The solution, Lindstrom and Baker argue, must involve "lossy" compression -- ways of scrunching digital information into compact forms at the cost of some of the data itself. Earlier this month at the Joint Statistical Meetings in Baltimore, they joined colleagues from North Carolina State University and Newcastle University to present the latest advances in climate data compression.
Climate scientists already use lossless compression methods that can get data down to about half its original size, said Balaji, who was not at the meeting. Lossy methods can compress data further by sacrificing some information -- ideally, parts that are meaningless noise or irrelevant to future analyses. Many people are familiar with this concept from video and music streaming or saving pictures on cameras. But such entertainment media are relatively easy to compress, said Baker.
"They kind of joke about using the eyeball norm, or the eyeball metric. Like, if it looks okay, it's fine," she said. With climate data, "we can't be so blasé."

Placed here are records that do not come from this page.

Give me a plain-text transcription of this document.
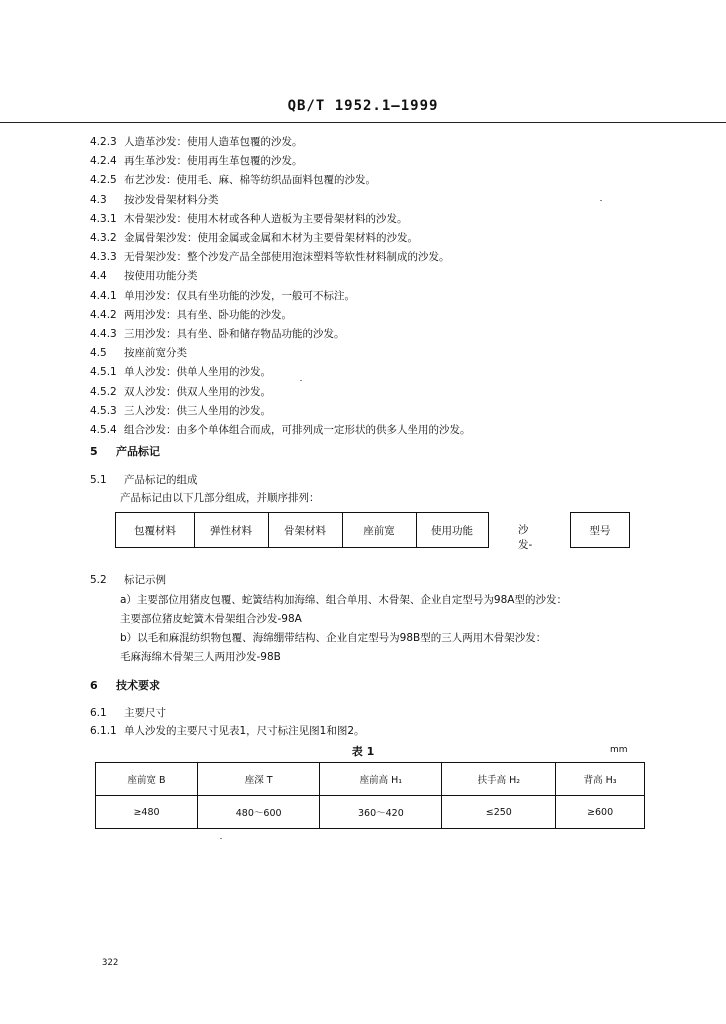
QB/T 1952.1—1999
4.2.3 人造革沙发：使用人造革包覆的沙发。
4.2.4 再生革沙发：使用再生革包覆的沙发。
4.2.5 布艺沙发：使用毛、麻、棉等纺织品面料包覆的沙发。
4.3 按沙发骨架材料分类
4.3.1 木骨架沙发：使用木材或各种人造板为主要骨架材料的沙发。
4.3.2 金属骨架沙发：使用金属或金属和木材为主要骨架材料的沙发。
4.3.3 无骨架沙发：整个沙发产品全部使用泡沫塑料等软性材料制成的沙发。
4.4 按使用功能分类
4.4.1 单用沙发：仅具有坐功能的沙发，一般可不标注。
4.4.2 两用沙发：具有坐、卧功能的沙发。
4.4.3 三用沙发：具有坐、卧和储存物品功能的沙发。
4.5 按座前宽分类
4.5.1 单人沙发：供单人坐用的沙发。
4.5.2 双人沙发：供双人坐用的沙发。
4.5.3 三人沙发：供三人坐用的沙发。
4.5.4 组合沙发：由多个单体组合而成，可排列成一定形状的供多人坐用的沙发。
5 产品标记
5.1 产品标记的组成
产品标记由以下几部分组成，并顺序排列：
包覆材料	弹性材料	骨架材料	座前宽	使用功能	沙发-
型号
5.2 标记示例
a）主要部位用猪皮包覆、蛇簧结构加海绵、组合单用、木骨架、企业自定型号为98A型的沙发：
主要部位猪皮蛇簧木骨架组合沙发-98A
b）以毛和麻混纺织物包覆、海绵绷带结构、企业自定型号为98B型的三人两用木骨架沙发：
毛麻海绵木骨架三人两用沙发-98B
6 技术要求
6.1 主要尺寸
6.1.1 单人沙发的主要尺寸见表1，尺寸标注见图1和图2。
表 1	mm
座前宽 B	座深 T	座前高 H₁	扶手高 H₂	背高 H₃
≥480	480～600	360～420	≤250	≥600
322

It can be hard to know in advance which parts of a climate model dataset are expendable, and many scientists are leery of losing anything at all. But Baker and Lindstrom see plenty of places to trim without compromising important results. Some scientists want values stored down to 15 decimal places, even though the raw data aren't accurate to that level of detail, said Lindstrom.
Even when compression does produce a small difference in the end results, it may not always be worth worrying about, said Baker. For example, say a model indicates that Earth will warm by 2.0004 degrees in 50 years, and compression changes that number to 2.0003 degrees.
"Like, who cares, right?" said Baker. "You should probably take the same action either way."
Baker is doing her best to help the climate community overcome its fear of loss. In a project published last year in the journal Geoscientific Model Development, she challenged scientists around the world to identify which of several datasets had been subjected to lossy compression. She used an algorithm developed by Lindstrom to shrink the target dataset by more than 80 percent, then decompressed it and sent it to other researchers alongside datasets that had never been compressed. Those colleagues then reviewed the data, examining everything from the total heat stored in the climate system to the net amount of precipitation falling on Earth's surface.
The challenge participants did find a few subtle clues that gave the compressed dataset away. However, those differences were mostly irrelevant to the end results, said Baker.
Lossy compression does have potential pitfalls. For example, if someone rounds off too many digits before comparing the amount of water evaporating from Earth's surface to the amount falling back to the ground, the difference might look artificially large, and that error can magnify through the course of the analysis, said Lindstrom.
Baker and Lindstrom said that if they know how someone will use a dataset, they can customize compression algorithms to preserve important details. But for projects like the Coupled Model Intercomparison Project where the data is presented to the community at large, there's no telling what everyone will do with it, said Baker. In those cases, she just has to declare how the compression worked, and hope users understand the limitations.
To use compression tools to their best advantage, researchers need to keep studying how different types of compression affect scientific conclusions, said Lindstrom. But, he added, the basic tools for compressing climate data already exist. Now, the biggest hurdle is convincing researchers let go of what they don't need.